One other little note of interest is that we learn that Matt's first job is with a law firm in Boston. In fact, he's only in New York on instructions from that firm to do some work there. I'm not sure we've been told this before and it's a noteworthy little detail given extra resonance when Matt meets up with Foggy and finds out that the work he's involved in is somewhat similar to what Matt would later do in Hell's Kitchen with the Storefront. Ironically, Matt has found employment in business law whilst Foggy's is closer to pro bono work, trying to prevent exploitation by a slum landlord.

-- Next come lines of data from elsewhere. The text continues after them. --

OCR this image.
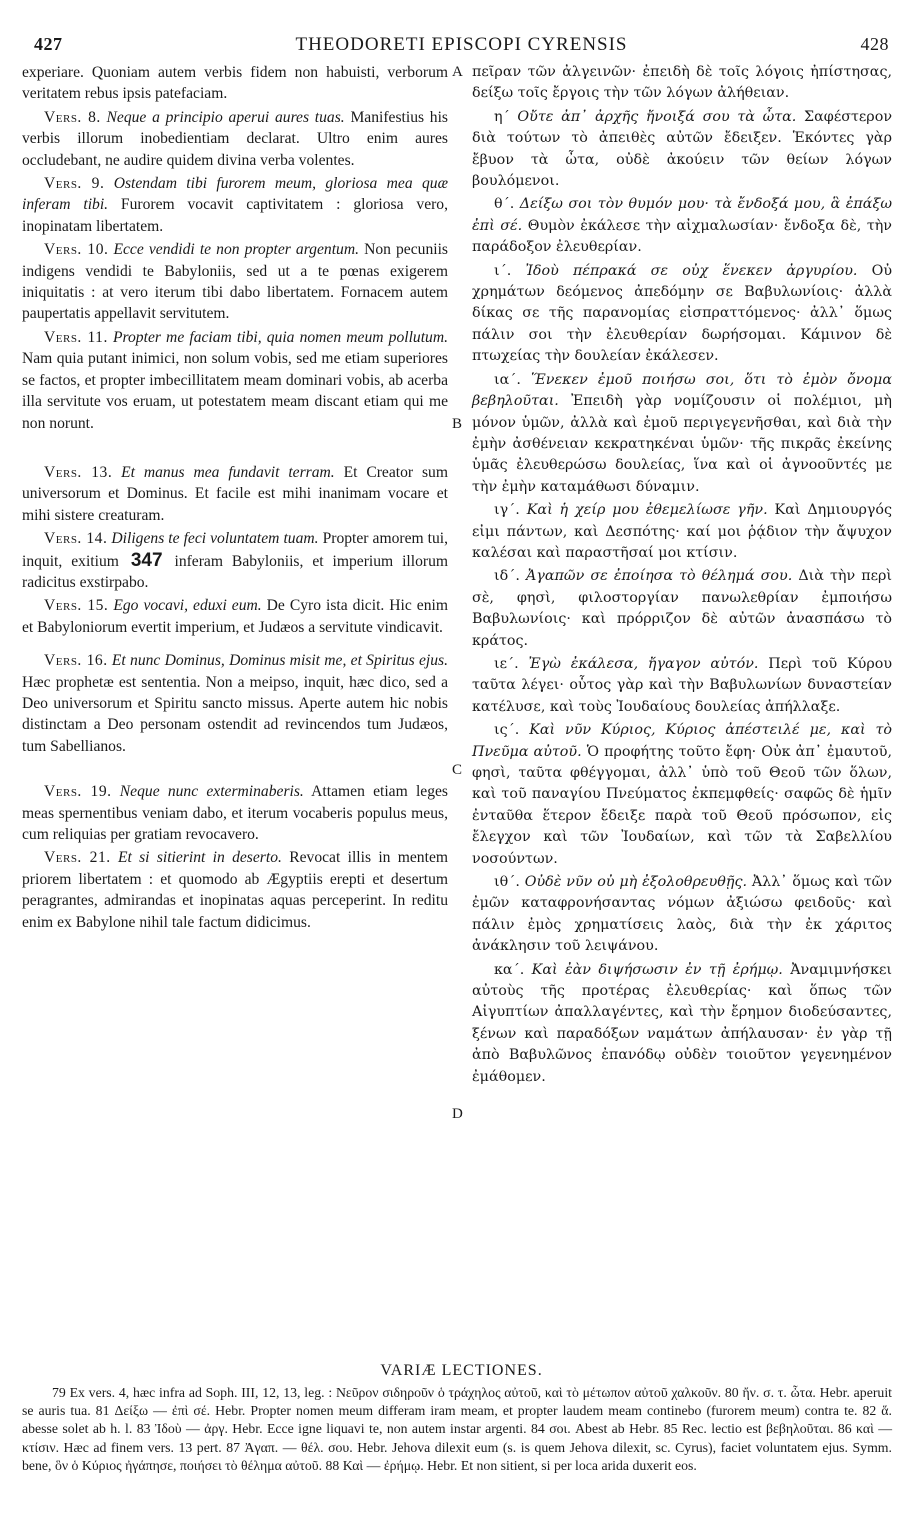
427	THEODORETI EPISCOPI CYRENSIS	428
A
B
C
D

experiare. Quoniam autem verbis fidem non habuisti, verborum veritatem rebus ipsis patefaciam.

Vers. 8. Neque a principio aperui aures tuas. Manifestius his verbis illorum inobedientiam declarat. Ultro enim aures occludebant, ne audire quidem divina verba volentes.

Vers. 9. Ostendam tibi furorem meum, gloriosa mea quæ inferam tibi. Furorem vocavit captivitatem : gloriosa vero, inopinatam libertatem.

Vers. 10. Ecce vendidi te non propter argentum. Non pecuniis indigens vendidi te Babyloniis, sed ut a te pœnas exigerem iniquitatis : at vero iterum tibi dabo libertatem. Fornacem autem paupertatis appellavit servitutem.

Vers. 11. Propter me faciam tibi, quia nomen meum pollutum. Nam quia putant inimici, non solum vobis, sed me etiam superiores se factos, et propter imbecillitatem meam dominari vobis, ab acerba illa servitute vos eruam, ut potestatem meam discant etiam qui me non norunt.

Vers. 13. Et manus mea fundavit terram. Et Creator sum universorum et Dominus. Et facile est mihi inanimam vocare et mihi sistere creaturam.

Vers. 14. Diligens te feci voluntatem tuam. Propter amorem tui, inquit, exitium 347 inferam Babyloniis, et imperium illorum radicitus exstirpabo.

Vers. 15. Ego vocavi, eduxi eum. De Cyro ista dicit. Hic enim et Babyloniorum evertit imperium, et Judæos a servitute vindicavit.

Vers. 16. Et nunc Dominus, Dominus misit me, et Spiritus ejus. Hæc prophetæ est sententia. Non a meipso, inquit, hæc dico, sed a Deo universorum et Spiritu sancto missus. Aperte autem hic nobis distinctam a Deo personam ostendit ad revincendos tum Judæos, tum Sabellianos.

Vers. 19. Neque nunc exterminaberis. Attamen etiam leges meas spernentibus veniam dabo, et iterum vocaberis populus meus, cum reliquias per gratiam revocavero.

Vers. 21. Et si sitierint in deserto. Revocat illis in mentem priorem libertatem : et quomodo ab Ægyptiis erepti et desertum peragrantes, admirandas et inopinatas aquas perceperint. In reditu enim ex Babylone nihil tale factum didicimus.

πεῖραν τῶν ἀλγεινῶν· ἐπειδὴ δὲ τοῖς λόγοις ἠπίστησας, δείξω τοῖς ἔργοις τὴν τῶν λόγων ἀλήθειαν.

η΄ Οὔτε ἀπ᾽ ἀρχῆς ἤνοιξά σου τὰ ὦτα. Σαφέστερον διὰ τούτων τὸ ἀπειθὲς αὐτῶν ἔδειξεν. Ἑκόντες γὰρ ἔβυον τὰ ὦτα, οὐδὲ ἀκούειν τῶν θείων λόγων βουλόμενοι.

θ΄. Δείξω σοι τὸν θυμόν μου· τὰ ἔνδοξά μου, ἃ ἐπάξω ἐπὶ σέ. Θυμὸν ἐκάλεσε τὴν αἰχμαλωσίαν· ἔνδοξα δὲ, τὴν παράδοξον ἐλευθερίαν.

ι΄. Ἰδοὺ πέπρακά σε οὐχ ἕνεκεν ἀργυρίου. Οὐ χρημάτων δεόμενος ἀπεδόμην σε Βαβυλωνίοις· ἀλλὰ δίκας σε τῆς παρανομίας εἰσπραττόμενος· ἀλλ᾽ ὅμως πάλιν σοι τὴν ἐλευθερίαν δωρήσομαι. Κάμινον δὲ πτωχείας τὴν δουλείαν ἐκάλεσεν.

ια΄. Ἕνεκεν ἐμοῦ ποιήσω σοι, ὅτι τὸ ἐμὸν ὄνομα βεβηλοῦται. Ἐπειδὴ γὰρ νομίζουσιν οἱ πολέμιοι, μὴ μόνον ὑμῶν, ἀλλὰ καὶ ἐμοῦ περιγεγενῆσθαι, καὶ διὰ τὴν ἐμὴν ἀσθένειαν κεκρατηκέναι ὑμῶν· τῆς πικρᾶς ἐκείνης ὑμᾶς ἐλευθερώσω δουλείας, ἵνα καὶ οἱ ἀγνοοῦντές με τὴν ἐμὴν καταμάθωσι δύναμιν.

ιγ΄. Καὶ ἡ χείρ μου ἐθεμελίωσε γῆν. Καὶ Δημιουργός εἰμι πάντων, καὶ Δεσπότης· καί μοι ῥᾴδιον τὴν ἄψυχον καλέσαι καὶ παραστῆσαί μοι κτίσιν.

ιδ΄. Ἀγαπῶν σε ἐποίησα τὸ θέλημά σου. Διὰ τὴν περὶ σὲ, φησὶ, φιλοστοργίαν πανωλεθρίαν ἐμποιήσω Βαβυλωνίοις· καὶ πρόρριζον δὲ αὐτῶν ἀνασπάσω τὸ κράτος.

ιε΄. Ἐγὼ ἐκάλεσα, ἤγαγον αὐτόν. Περὶ τοῦ Κύρου ταῦτα λέγει· οὗτος γὰρ καὶ τὴν Βαβυλωνίων δυναστείαν κατέλυσε, καὶ τοὺς Ἰουδαίους δουλείας ἀπήλλαξε.

ις΄. Καὶ νῦν Κύριος, Κύριος ἀπέστειλέ με, καὶ τὸ Πνεῦμα αὐτοῦ. Ὁ προφήτης τοῦτο ἔφη· Οὐκ ἀπ᾽ ἐμαυτοῦ, φησὶ, ταῦτα φθέγγομαι, ἀλλ᾽ ὑπὸ τοῦ Θεοῦ τῶν ὅλων, καὶ τοῦ παναγίου Πνεύματος ἐκπεμφθείς· σαφῶς δὲ ἡμῖν ἐνταῦθα ἕτερον ἔδειξε παρὰ τοῦ Θεοῦ πρόσωπον, εἰς ἔλεγχον καὶ τῶν Ἰουδαίων, καὶ τῶν τὰ Σαβελλίου νοσούντων.

ιθ΄. Οὐδὲ νῦν οὐ μὴ ἐξολοθρευθῇς. Ἀλλ᾽ ὅμως καὶ τῶν ἐμῶν καταφρονήσαντας νόμων ἀξιώσω φειδοῦς· καὶ πάλιν ἐμὸς χρηματίσεις λαὸς, διὰ τὴν ἐκ χάριτος ἀνάκλησιν τοῦ λειψάνου.

κα΄. Καὶ ἐὰν διψήσωσιν ἐν τῇ ἐρήμῳ. Ἀναμιμνήσκει αὐτοὺς τῆς προτέρας ἐλευθερίας· καὶ ὅπως τῶν Αἰγυπτίων ἀπαλλαγέντες, καὶ τὴν ἔρημον διοδεύσαντες, ξένων καὶ παραδόξων ναμάτων ἀπήλαυσαν· ἐν γὰρ τῇ ἀπὸ Βαβυλῶνος ἐπανόδῳ οὐδὲν τοιοῦτον γεγενημένον ἐμάθομεν.

VARIÆ LECTIONES.
79 Ex vers. 4, hæc infra ad Soph. III, 12, 13, leg. : Νεῦρον σιδηροῦν ὁ τράχηλος αὐτοῦ, καὶ τὸ μέτωπον αὐτοῦ χαλκοῦν. 80 ἤν. σ. τ. ὦτα. Hebr. aperuit se auris tua. 81 Δείξω — ἐπὶ σέ. Hebr. Propter nomen meum differam iram meam, et propter laudem meam continebo (furorem meum) contra te. 82 ἅ. abesse solet ab h. l. 83 Ἰδοὺ — ἀργ. Hebr. Ecce igne liquavi te, non autem instar argenti. 84 σοι. Abest ab Hebr. 85 Rec. lectio est βεβηλοῦται. 86 καὶ — κτίσιν. Hæc ad finem vers. 13 pert. 87 Ἀγαπ. — θέλ. σου. Hebr. Jehova dilexit eum (s. is quem Jehova dilexit, sc. Cyrus), faciet voluntatem ejus. Symm. bene, ὃν ὁ Κύριος ἠγάπησε, ποιήσει τὸ θέλημα αὐτοῦ. 88 Καὶ — ἐρήμῳ. Hebr. Et non sitient, si per loca arida duxerit eos.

It's like they should swap. But, hey, doesn't that happen sometimes? We end up in areas of work that we can get rather than those we're necessarily most gifted or passionate about. But you can already anticipate Matt worming his way into Foggy's portfolio rather than sit back comfortably in a more secure scenario in Boston...
Cast
Daredevil/Matt Murdock
Foggy Nelson
Kingpin/Wilson Fisk
Battling Jack Murdock
Sister Maggie
Mickey/Dominique Moram
Larks
Clay
Sylvio
Eric Slaughter
Glenn Moram
Sussman
Officer Liebowitz
Rating: 9 out of 10





3 comments:
At the time it was published, Daredevil: The Man Without Fear was not supposed to be canon. It was based on an unproduced movie script Frank Miller wrote, and Miller didn't do any fiddling with it to make it match with continuity when he adapted it to comics.
Despite this, many later Daredevil writers did treat it like canon. But others haven't. So it's current status is unclear...
I have to say that despite my fondness for Miller's DD I never liked this mini all that much.
I especially dislike the new take on Elektra. In the original versionit was her father's death who drove her to become an assassin - a nice parallel/dark mirror to Matt becoming DD.
Here, she's just a crazy ninja from the get go.
Hi, ShadZ
That's an interesting point because the comic really does feel cinematic in the way it reads.
I suppose I've tried to review the series as if it were canonical, though that does require trying to fit a square peg into a round hole! It's probably best to see it as a reinterpretation of events.